Location
- 601 W. Collins St. Bremond, TexasESC Region 6 USA
- Coordinates: 31°10′10″N 96°40′51″W﻿ / ﻿31.16944°N 96.68083°W

District information
- Type: Independent school district
- Grades: Pre-K through 12
- Superintendent: Daryl Stuard, Sr.
- Schools: 1
- NCES District ID: 4812540

Students and staff
- Students: 147 (2023–2024)
- Teachers: 18.00 (on an FTE basis) (2023–2024)
- Staff: 21.90 (on an FTE basis) (2023–2024)
- Student–teacher ratio: 8.17 (2023–2024)
- Athletic conference: UIL Class 2A Football Division II
- District mascot: Tigers
- Colors: Red, White

Other information
- TEA District Accountability Rating for 2011–12: Recognized
- Website: www.bremondisd.net

= Bremond Independent School District =

School district in Texas, United States

Bremond Independent School District is a public school district based in Bremond, Texas (USA). The district operates one high school, Bremond High School.

==Finances==
As of the 2010–2011 school year, the appraised valuation of property in the district was $403,424,000. The maintenance tax rate was $0.104 and the bond tax rate was $0.025 per $100 of appraised valuation.

==Academic achievement==
In 2011, the school district was rated "recognized" by the Texas Education Agency. Thirty-five percent of districts in Texas in 2011 received the same rating. No state accountability ratings will be given to districts in 2012. A school district in Texas can receive one of four possible rankings from the Texas Education Agency: Exemplary (the highest possible ranking), Recognized, Academically Acceptable, and Academically Unacceptable (the lowest possible ranking).

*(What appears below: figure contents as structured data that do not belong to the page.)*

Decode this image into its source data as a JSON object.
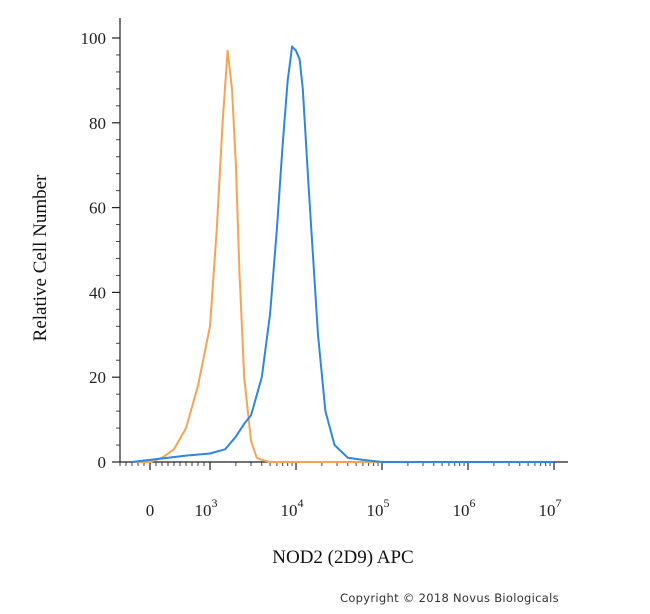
{
  "chart_data": {
    "type": "line",
    "title": "",
    "xlabel": "NOD2 (2D9) APC",
    "ylabel": "Relative Cell Number",
    "x_scale": "biexponential",
    "xlim": [
      -1000,
      10000000
    ],
    "ylim": [
      0,
      100
    ],
    "x_ticks": [
      {
        "base": "0",
        "exp": "",
        "value": 0
      },
      {
        "base": "10",
        "exp": "3",
        "value": 1000
      },
      {
        "base": "10",
        "exp": "4",
        "value": 10000
      },
      {
        "base": "10",
        "exp": "5",
        "value": 100000
      },
      {
        "base": "10",
        "exp": "6",
        "value": 1000000
      },
      {
        "base": "10",
        "exp": "7",
        "value": 10000000
      }
    ],
    "y_ticks": [
      "0",
      "20",
      "40",
      "60",
      "80",
      "100"
    ],
    "grid": false,
    "legend": "none",
    "series": [
      {
        "color": "#f5a455",
        "x": [
          -300,
          0,
          200,
          400,
          600,
          800,
          1000,
          1200,
          1400,
          1600,
          1800,
          2000,
          2200,
          2500,
          3000,
          3500,
          4000,
          5000,
          10000,
          100000,
          10000000
        ],
        "y": [
          0,
          0,
          1,
          3,
          8,
          18,
          32,
          55,
          80,
          97,
          88,
          70,
          45,
          20,
          5,
          1,
          0.5,
          0,
          0,
          0,
          0
        ]
      },
      {
        "color": "#2f86e0",
        "x": [
          -300,
          0,
          300,
          600,
          1000,
          1500,
          2000,
          2500,
          3000,
          4000,
          5000,
          6000,
          7000,
          8000,
          9000,
          10000,
          11000,
          12000,
          14000,
          18000,
          22000,
          28000,
          40000,
          60000,
          100000,
          1000000,
          10000000
        ],
        "y": [
          0,
          0.5,
          1,
          1.5,
          2,
          3,
          6,
          9,
          11,
          20,
          35,
          55,
          75,
          90,
          98,
          97,
          95,
          88,
          65,
          30,
          12,
          4,
          1,
          0.5,
          0,
          0,
          0
        ]
      }
    ]
  },
  "footer": {
    "copyright": "Copyright © 2018 Novus Biologicals"
  }
}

Bremond High School, the district's secondary campus, received an accountability rating of "A" from the Texas Education Agency.

Historical district TEA accountability ratings
- 2011: Recognized
- 2010: Recognized
- 2009: Recognized
- 2008: Academically Acceptable
- 2007: Academically Acceptable
- 2006: Academically Acceptable
- 2005: Recognized
- 2004: Recognized

==Schools==
In the 2011–2012 school year, the district operated three schools.
- Bremond High School (Grades 9–12)
- Bremond Middle School (Grades 6–8)
- Bremond Elementary School (Grades PK–5)

==Athletics ==

Bremond High School participates in the boys' sports of baseball, basketball, football, and track, and the girls' sports of basketball, softball, volleyball, and track. For the 2016 through 2018 school years, Bremond High School played football in UIL Class 2A Division II. During the 2014 football season, the Bremond football team won the 2A Division II state championship with a record of 15–0, defeating Albany in the title game. In 2015 the Tigers beat Albany again, to finish the season undefeated 16–0. In 2016 the Tigers again finished 16-0 and won their third straight state title, this time over Iraan, compiling a 47–0 record over three seasons. Quarterback Roshauud Paul went on to play wide receiver for Texas A&M and Arkansas State.

In the 2024 football season, Bremond advanced to the UIL Class 2A Division II state semifinals, finishing with a 12–3 record.